Muslims of Yunnan

There are more Muslims in China than in The United Arab Emirates, Iraq, Libya or Syria. Kunming is reported to be 36 percent Muslim. It is not uncommon to see women wearing the headscarf and men wearing a white yarmulke-like skullcap. Unlike in south India, I have not seen women wearing the long black robe.

Overland trade between present-day Yunnan, Laos, Burma, Thailand and India extends as far back as the Tang Dynasty (618-907) and probably before. The Prophet Muhammad was a member of an Arab clan that engaged in both overland and overseas trade and Muslims have lived in China from just after his death in 632 AD.

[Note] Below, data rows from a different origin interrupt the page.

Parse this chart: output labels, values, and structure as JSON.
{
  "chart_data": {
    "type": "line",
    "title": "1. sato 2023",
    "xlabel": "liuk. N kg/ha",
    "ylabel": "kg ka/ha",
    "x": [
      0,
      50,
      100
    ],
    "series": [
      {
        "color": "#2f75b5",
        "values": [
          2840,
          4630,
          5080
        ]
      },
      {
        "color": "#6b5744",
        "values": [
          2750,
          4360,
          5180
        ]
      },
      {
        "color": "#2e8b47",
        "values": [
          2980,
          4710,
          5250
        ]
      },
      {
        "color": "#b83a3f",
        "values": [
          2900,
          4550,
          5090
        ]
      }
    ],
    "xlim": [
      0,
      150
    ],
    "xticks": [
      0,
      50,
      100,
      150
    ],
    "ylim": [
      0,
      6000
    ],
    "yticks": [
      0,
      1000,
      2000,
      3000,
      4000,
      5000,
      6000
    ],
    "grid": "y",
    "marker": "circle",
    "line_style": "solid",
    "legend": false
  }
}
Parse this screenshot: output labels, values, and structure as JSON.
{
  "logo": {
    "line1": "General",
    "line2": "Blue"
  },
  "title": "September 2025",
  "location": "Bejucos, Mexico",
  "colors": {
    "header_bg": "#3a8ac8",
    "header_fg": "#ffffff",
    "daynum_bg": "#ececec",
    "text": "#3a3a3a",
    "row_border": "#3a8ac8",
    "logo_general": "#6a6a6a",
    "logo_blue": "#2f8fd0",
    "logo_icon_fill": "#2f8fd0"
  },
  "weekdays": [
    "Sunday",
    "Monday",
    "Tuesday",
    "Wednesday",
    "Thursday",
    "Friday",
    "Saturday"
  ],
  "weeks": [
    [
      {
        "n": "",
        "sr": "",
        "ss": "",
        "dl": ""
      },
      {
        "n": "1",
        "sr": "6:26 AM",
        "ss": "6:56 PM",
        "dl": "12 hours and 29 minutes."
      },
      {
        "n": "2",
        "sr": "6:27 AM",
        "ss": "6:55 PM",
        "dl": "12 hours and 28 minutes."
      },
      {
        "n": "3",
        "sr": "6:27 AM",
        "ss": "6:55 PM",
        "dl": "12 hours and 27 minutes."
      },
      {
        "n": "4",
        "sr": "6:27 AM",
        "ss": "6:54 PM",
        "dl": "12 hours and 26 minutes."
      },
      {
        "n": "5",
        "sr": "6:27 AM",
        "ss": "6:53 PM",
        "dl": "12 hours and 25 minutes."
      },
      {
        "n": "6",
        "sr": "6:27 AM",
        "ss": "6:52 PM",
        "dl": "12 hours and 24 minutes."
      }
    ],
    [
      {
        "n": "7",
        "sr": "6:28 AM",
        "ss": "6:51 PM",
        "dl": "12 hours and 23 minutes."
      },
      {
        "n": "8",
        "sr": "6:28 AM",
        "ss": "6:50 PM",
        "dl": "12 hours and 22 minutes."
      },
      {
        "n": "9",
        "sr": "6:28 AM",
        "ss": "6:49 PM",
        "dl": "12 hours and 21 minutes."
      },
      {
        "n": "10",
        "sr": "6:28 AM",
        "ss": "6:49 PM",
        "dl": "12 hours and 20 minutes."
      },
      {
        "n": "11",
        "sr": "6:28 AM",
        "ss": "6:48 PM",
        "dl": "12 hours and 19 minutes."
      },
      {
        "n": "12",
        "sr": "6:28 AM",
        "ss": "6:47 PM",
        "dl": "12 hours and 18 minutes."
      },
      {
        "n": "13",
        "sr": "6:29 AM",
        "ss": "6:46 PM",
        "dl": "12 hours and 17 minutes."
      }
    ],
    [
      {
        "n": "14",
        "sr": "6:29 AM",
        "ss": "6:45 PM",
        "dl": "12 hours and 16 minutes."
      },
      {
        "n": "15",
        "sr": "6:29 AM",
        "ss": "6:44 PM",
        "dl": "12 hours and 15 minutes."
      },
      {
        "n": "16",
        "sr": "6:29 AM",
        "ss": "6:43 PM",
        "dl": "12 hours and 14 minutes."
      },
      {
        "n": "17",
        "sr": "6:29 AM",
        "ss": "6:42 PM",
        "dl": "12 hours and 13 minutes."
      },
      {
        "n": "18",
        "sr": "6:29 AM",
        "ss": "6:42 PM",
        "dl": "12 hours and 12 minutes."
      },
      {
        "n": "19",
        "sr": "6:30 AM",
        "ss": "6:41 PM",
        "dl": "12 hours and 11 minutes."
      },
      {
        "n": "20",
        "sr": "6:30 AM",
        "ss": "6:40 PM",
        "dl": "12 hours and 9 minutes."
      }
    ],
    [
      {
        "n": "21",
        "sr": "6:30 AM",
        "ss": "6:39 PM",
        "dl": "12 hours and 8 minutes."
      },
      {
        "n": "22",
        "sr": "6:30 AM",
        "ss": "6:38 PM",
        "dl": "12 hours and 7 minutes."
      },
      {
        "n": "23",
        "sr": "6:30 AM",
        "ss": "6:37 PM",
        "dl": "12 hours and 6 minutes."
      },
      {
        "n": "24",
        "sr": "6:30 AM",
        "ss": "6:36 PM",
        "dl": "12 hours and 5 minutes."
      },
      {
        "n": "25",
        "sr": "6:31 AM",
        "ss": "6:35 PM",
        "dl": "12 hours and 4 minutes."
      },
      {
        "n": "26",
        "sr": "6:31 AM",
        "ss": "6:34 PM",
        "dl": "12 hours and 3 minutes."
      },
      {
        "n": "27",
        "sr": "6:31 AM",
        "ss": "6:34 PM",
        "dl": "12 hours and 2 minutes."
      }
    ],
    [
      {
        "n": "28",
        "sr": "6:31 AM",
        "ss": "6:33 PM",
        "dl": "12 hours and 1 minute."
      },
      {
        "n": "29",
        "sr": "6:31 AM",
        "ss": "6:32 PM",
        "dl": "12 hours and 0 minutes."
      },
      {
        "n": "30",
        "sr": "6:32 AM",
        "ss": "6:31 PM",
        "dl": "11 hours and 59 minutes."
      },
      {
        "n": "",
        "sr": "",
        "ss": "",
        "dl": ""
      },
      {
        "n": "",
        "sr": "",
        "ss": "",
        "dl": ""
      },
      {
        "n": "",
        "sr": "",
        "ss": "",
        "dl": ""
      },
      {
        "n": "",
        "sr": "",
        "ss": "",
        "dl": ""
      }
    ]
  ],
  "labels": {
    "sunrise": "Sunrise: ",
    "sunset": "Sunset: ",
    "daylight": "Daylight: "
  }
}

Kubli Khan's grandson Ghenghis is primarily responsible for Kunming's Muslim population. Ghenghis Kahn was the first emperor of China during the (Mongolian) Yuan Dynasty (1279-1368). He sent Muslim troops from Central Asia into Yunnan during his campaign to usurp the Song Dynasty and in 1252-53 the Mongols conquered Yunnan.

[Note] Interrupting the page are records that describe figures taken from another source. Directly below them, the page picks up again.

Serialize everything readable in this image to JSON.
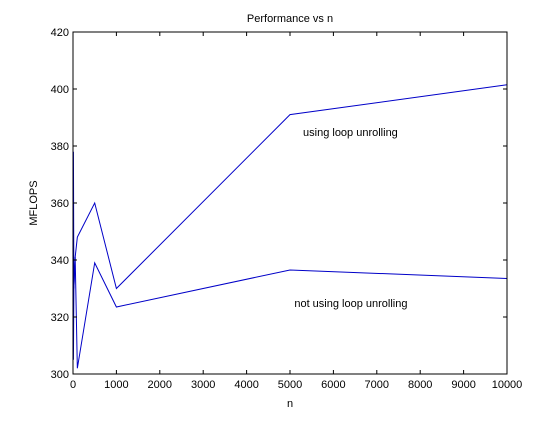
{
  "chart_data": {
    "type": "line",
    "title": "Performance vs n",
    "xlabel": "n",
    "ylabel": "MFLOPS",
    "xlim": [
      0,
      10000
    ],
    "ylim": [
      300,
      420
    ],
    "x_ticks": [
      0,
      1000,
      2000,
      3000,
      4000,
      5000,
      6000,
      7000,
      8000,
      9000,
      10000
    ],
    "y_ticks": [
      300,
      320,
      340,
      360,
      380,
      400,
      420
    ],
    "grid": false,
    "legend": "none",
    "line_color": "#0000c8",
    "series": [
      {
        "x": [
          10,
          20,
          50,
          100,
          500,
          1000,
          5000,
          10000
        ],
        "y": [
          378,
          330,
          341,
          348,
          360,
          330,
          391,
          401.5
        ]
      },
      {
        "x": [
          10,
          20,
          50,
          100,
          500,
          1000,
          5000,
          10000
        ],
        "y": [
          305,
          330,
          341,
          302,
          339,
          323.5,
          336.5,
          333.5
        ]
      }
    ],
    "annotations": [
      {
        "text": "using loop unrolling",
        "x": 5300,
        "y": 385
      },
      {
        "text": "not using loop unrolling",
        "x": 5100,
        "y": 325
      }
    ]
  }
}
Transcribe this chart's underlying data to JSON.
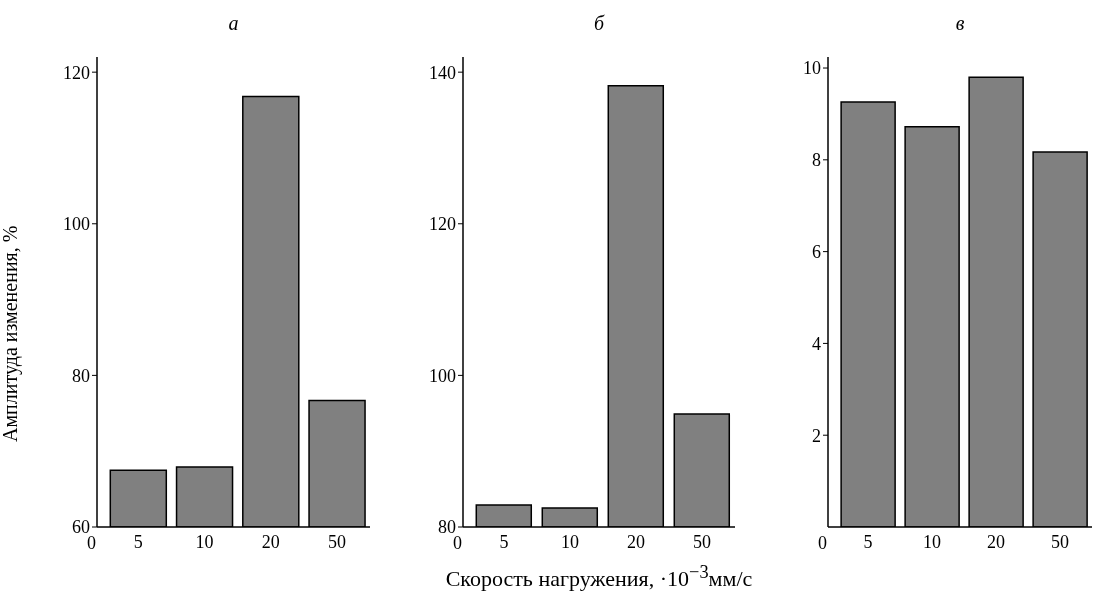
{
  "chart_data": [
    {
      "type": "bar",
      "title": "а",
      "ylabel": "Амплитуда изменения, %",
      "categories": [
        "5",
        "10",
        "20",
        "50"
      ],
      "values": [
        67.5,
        67.9,
        116.8,
        76.7
      ],
      "color": "#808080",
      "ylim": [
        60,
        122
      ],
      "yticks": [
        60,
        80,
        100,
        120
      ],
      "annotations": [
        "0"
      ]
    },
    {
      "type": "bar",
      "title": "б",
      "xlabel": "Скорость нагружения, ·10$^{−3}$мм/с",
      "categories": [
        "5",
        "10",
        "20",
        "50"
      ],
      "values": [
        82.9,
        82.5,
        138.2,
        94.9
      ],
      "color": "#808080",
      "ylim": [
        80,
        142
      ],
      "yticks": [
        80,
        100,
        120,
        140
      ],
      "annotations": [
        "0"
      ]
    },
    {
      "type": "bar",
      "title": "в",
      "categories": [
        "5",
        "10",
        "20",
        "50"
      ],
      "values": [
        9.26,
        8.72,
        9.8,
        8.17
      ],
      "color": "#808080",
      "ylim": [
        0,
        10.24
      ],
      "yticks": [
        2,
        4,
        6,
        8,
        10
      ],
      "annotations": [
        "0"
      ]
    }
  ]
}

Ghenghis was well aware of Yunnan's importance as an overland trade hub between India, Southeast Asia, Tibet and the Chinese heartland. He also viewed Yunnan as a springboard for conquest of Burma.

He appointed an Uzbek as governor. Using land and money as incentives, he encouraged high-ranking officials, who happened to be Muslim, to immigrate to Yunnan. Newly settled Muslim men were permitted to take local wives and encouraged to develop trade and commerce. The Hui, Yunnan's ethnic Chinese Muslims, descend from these unions.

Caravan traffic to India and Southeast Asia beceme a virtual Muslim monoply, headed first by the Uzbeki governor and after his death, by his descents.

In the first half of the 1300s Chinese chronicler Wang Dayuan recorded the existence of an 'overland road' from China to Arabia. Muslim traders spread throughout China along existing trade routes.

By the late 1700s caravans of Yunnanese Muslim traders ranged over an area extending from the Chamdo region of eastern Tibet, through Assam, Burma, Thailand and Laos to south Chinese provinces of Sichuan, Guizhou, and Guangxi.